Imagine, if you will, starting out on a journey with no goal in mind, or perhaps just the foggiest notion of where you are going. Reading, for me, is very much like making art. There is no map, no specific destination, and it requires a certain ability to live with uncertainty. The interesting thing is that, in both art and reading, after a series of canvases have been painted or a number of books have been read, the way becomes much clearer.
It could also be compared to unpacking a new town. The streets you wander down may seem disconnected, but after a couple of weeks, the outline of your idea of this new place becomes more concrete. Say, for instance, you are a foodie. Well then, the map of this new town shows you the way to the grass-fed meat at the best organic butcher, or where you need to go to pick up your CSA veggies, or which grocery carries raw milk cheese. And the butcher might suggest where to get pasture raised eggs, or the grocery might know where you can compost.
It is very much the same thing when I read: start with Wendell Berry, and he suggests Barbara Kingslover, then she points to Michael Pollan, while he references Joel Salatin; and before you know it, there is a very concrete bibliographical map of readings in the organic sustainable food movement.

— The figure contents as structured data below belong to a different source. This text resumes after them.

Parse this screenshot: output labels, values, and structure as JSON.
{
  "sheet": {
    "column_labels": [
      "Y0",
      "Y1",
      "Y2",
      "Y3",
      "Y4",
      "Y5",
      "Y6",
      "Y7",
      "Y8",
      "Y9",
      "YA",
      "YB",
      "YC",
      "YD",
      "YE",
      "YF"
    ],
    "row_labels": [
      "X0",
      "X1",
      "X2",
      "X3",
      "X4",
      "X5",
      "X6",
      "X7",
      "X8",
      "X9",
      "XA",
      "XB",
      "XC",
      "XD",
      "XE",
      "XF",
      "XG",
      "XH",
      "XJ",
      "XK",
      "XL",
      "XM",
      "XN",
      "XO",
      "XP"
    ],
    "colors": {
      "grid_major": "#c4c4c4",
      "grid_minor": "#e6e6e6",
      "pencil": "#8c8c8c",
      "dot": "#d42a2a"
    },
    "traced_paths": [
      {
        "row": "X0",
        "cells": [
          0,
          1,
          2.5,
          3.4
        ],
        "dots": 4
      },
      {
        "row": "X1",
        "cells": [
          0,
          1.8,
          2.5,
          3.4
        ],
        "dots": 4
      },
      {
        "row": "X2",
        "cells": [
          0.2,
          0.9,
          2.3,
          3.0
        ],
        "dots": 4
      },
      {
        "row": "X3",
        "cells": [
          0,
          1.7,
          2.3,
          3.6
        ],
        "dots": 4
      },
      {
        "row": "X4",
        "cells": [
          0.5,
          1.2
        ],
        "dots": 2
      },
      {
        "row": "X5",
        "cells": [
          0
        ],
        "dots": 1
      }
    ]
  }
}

I think of these writers on sustainable farming and healthy food as a neighbourhood, different than, but walking distance to Bill McKibbon, Elizabeth Kolbert, and Naomi Klein which might be described as the political neighbourhood. The atmosphere is different, but the underlying concerns are intimately connected. And when I pull back and see the map of this city that I have been exploring through all the denizens of these neighbourhoods, I realize that this list of books maps a way into the future.